Understanding Docker: Introduction

In this post, I will introduce the basic concepts of Docker. You’ll learn what docker is, why and when to use it.

What is Docker

Docker is an open source project for building, shipping, and running programs. It is a command line program, a background process, and a set of remote services that take a logistical approach to solving common software problems and simplifying your experience installing, running, publishing, and removing software. It accomplishes this by using an operating system technology called containers.

Running the hello-world in a container

Before running the hello-world program in a container, you need install Docker on your computer. You can download and install a Docker Desktop from https://docs.docker.com/install/. If you want to use docker on a Linux cloud server, you can download and install a Docker Engine from https://docs.docker.com/engine/install/.

After Docker is up and running on your computer, you can enter the following command to run the hello-world program provided by Docker in a container:

docker run hello-world
# or
docker run library/hello-world

After execute the above command you can see the output of the hello-world program

Hello from Docker!
This message shows that your installation appears to be working correctly.
...

After print the above text, the program exits, and container is marked as stopped. The running state of a container is directly tied to the state of a single running program inside the container. If a program is running, the container is running. If the program is stopped, the container is stopped. Restarting a container will run the program again.

In the second time to run a container, you can use docker start <container> to run an existing container directly instead of create a new similar container from its image again.

The process of the docker run command execution is:

The hello-world is called the image or repository name. You can think of the image name as the name of the program you want to install or run. The image is a collection of files and metadata. The metadata includes the specific program to execute and other relevant configuration details.

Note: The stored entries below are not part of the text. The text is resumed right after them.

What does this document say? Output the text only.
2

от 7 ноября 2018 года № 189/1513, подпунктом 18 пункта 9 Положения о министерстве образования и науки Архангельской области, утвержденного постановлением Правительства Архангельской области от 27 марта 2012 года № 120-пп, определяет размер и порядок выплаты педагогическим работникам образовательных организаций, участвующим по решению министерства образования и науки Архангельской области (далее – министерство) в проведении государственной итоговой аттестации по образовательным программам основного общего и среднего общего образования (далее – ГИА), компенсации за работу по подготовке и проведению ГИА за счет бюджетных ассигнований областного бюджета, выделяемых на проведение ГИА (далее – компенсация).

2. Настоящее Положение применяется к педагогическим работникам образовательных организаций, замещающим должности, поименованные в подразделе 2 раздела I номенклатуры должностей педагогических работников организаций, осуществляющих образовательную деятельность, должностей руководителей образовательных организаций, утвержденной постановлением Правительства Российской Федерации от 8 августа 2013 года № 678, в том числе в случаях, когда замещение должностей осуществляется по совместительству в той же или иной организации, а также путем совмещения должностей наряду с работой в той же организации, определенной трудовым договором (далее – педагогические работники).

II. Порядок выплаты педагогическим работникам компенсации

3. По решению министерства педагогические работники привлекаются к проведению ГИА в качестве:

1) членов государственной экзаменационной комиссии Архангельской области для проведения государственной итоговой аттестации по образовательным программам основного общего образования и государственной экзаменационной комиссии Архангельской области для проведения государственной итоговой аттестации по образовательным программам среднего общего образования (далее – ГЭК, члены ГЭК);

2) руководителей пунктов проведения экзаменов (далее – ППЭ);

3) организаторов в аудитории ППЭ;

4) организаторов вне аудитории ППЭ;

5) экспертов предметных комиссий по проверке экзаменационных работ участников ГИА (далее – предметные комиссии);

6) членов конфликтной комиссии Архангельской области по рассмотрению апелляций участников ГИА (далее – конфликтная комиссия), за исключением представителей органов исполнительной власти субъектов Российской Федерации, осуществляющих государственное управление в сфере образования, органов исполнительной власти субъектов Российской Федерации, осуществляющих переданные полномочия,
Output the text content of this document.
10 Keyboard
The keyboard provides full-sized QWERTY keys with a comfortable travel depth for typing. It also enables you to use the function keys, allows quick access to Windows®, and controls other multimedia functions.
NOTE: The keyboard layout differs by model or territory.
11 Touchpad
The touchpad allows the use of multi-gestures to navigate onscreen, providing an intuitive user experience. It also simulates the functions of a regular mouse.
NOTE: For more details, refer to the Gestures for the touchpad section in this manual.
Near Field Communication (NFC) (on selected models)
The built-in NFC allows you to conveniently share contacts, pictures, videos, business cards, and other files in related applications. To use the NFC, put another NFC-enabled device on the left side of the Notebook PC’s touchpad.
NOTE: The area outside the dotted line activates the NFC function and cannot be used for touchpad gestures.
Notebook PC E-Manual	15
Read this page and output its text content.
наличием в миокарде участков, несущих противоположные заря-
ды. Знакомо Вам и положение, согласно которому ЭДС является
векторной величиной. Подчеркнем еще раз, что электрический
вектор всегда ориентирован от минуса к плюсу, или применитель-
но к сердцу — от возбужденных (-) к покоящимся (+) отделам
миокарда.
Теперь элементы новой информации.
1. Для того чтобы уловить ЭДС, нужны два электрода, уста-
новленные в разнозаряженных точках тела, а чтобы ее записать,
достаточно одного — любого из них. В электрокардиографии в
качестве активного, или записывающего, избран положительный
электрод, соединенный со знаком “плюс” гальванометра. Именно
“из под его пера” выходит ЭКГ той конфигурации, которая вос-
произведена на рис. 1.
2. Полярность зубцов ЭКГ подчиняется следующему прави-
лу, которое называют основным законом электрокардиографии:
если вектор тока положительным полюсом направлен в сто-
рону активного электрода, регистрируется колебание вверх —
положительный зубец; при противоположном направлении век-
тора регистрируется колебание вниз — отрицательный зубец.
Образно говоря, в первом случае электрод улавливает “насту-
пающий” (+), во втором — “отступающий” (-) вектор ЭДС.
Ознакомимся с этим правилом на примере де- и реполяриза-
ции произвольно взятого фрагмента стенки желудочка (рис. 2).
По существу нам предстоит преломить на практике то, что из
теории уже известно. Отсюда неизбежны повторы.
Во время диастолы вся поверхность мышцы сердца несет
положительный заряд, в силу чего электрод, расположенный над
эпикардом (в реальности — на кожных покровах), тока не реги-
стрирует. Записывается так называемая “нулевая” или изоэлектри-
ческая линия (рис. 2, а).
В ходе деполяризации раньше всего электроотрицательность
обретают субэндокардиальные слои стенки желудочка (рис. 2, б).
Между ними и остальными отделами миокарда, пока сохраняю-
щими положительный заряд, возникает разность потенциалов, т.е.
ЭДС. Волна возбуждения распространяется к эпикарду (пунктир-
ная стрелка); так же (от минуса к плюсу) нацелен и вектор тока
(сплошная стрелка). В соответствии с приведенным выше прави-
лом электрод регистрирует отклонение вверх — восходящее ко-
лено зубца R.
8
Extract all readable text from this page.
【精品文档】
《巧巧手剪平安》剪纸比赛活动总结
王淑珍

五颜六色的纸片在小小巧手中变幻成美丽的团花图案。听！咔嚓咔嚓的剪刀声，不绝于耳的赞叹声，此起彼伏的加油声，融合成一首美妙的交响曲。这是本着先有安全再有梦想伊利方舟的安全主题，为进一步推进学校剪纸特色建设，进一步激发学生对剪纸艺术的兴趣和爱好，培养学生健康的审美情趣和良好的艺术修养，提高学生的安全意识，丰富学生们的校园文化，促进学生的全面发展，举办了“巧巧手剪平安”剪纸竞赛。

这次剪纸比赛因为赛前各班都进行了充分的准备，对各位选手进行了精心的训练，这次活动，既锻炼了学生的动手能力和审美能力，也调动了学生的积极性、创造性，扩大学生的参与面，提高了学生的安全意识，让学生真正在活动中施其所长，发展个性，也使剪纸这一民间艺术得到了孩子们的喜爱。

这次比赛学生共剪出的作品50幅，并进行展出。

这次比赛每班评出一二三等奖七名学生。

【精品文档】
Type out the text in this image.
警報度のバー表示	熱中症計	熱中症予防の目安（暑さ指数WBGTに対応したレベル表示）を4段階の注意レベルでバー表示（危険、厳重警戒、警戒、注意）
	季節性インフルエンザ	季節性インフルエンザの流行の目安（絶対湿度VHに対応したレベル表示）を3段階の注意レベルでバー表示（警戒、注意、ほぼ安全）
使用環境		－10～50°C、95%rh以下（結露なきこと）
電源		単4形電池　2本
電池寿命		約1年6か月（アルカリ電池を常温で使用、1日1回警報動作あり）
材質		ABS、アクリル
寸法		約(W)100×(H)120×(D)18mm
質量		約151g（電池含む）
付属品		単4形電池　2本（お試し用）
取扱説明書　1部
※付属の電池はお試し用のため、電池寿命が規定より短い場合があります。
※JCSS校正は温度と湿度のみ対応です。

Docker Hub is a public registry provide by Docker Inc. It is a repository service and it is a cloud-based service where people push their Docker Container Images and also pull the Docker Container Images from the Docker Hub.

Container

Historically, UNIX-style operating systems have used the term jail to describe a modified runtime environment that limits the scope of resources that a jailed program can access. Jail features go back to 1979 and have been in evolution ever since. In 2005, with the release of Sun’s Solaris 10 and Solaris Containers, container has become the preferred term for such a runtime environment. The goal has expanded from limiting filesystem scope to isolating a process from all resources except where explicitly allowed.

Using containers has been a best practice for a long time. But manually building containers can be challenging and easy to do incorrectly. Docker uses existing container engines to provide consistent containers built according to best practices. This puts stronger security within reach for everyone.

Containers vs Virtual machines

Virtual machines

  • Every virtual machine has a whole operating system
  • Take a long time (often minutes) to create.
  • Require significant resource overhead.

Container

  • All Docker containers share an operating system.
  • Docker containers don’t use any hardware virtualization. Programs running inside Docker containers interface directly with the host’s Linux kernel.
  • Many programs can run in isolation without running redundant operating systems or suffering the delay of full boot sequences.

Running software in containers for isolation

Each container is running as a child process of the Docker engine, wrapped with a container, and the delegate process is running in its own memory subspace of the user space. Programs running inside a container can access only their own memory and resources as scoped by the container.

Shipping containers

Docker use images to shipping containers. A Docker image is a bundled snapshot of all the files that should be available to a program running inside a container. You can create as many containers from an image as you want. Images are the shippable units in the Docker ecosystem.

Docker provides a set of infrastructure components that simplify distributing Docker images. These components are registries and indexes. You can use publicly available infrastructure provided by Docker Inc., other hosting companies, or your own registries and indexes. You can store and search images from a registry.

Why Use Docker

Docker makes it easy and simple to use the container and isolation features provided by operating systems.

Why use the container and isolation features

  • Dependency conflict.
  • Portability between operating systems. Docker runs natively on Linux and comes with a single virtual machine for macOS and Windows environments. You can run the same software on any system.
  • Protecting your computer. Docker prevents malicious program attacks through operating system resource access control.
  • Application removal. All program execution files and program-produced files are in a container. You can remove all of these files easily.

When to use Docker

Docker can run almost anywhere for any application. But currently Docker can run only applications that can run on a Linux operating system, or Windows applications on Windows Server. If you want to run a macOS or Windows native application on your desktop, you can’t yet do so with Docker.

References

[1] Jeffrey, Nickoloff and Stephen, Kuenzli. Docker in Action. 2nd ed., Manning Publications, 2019.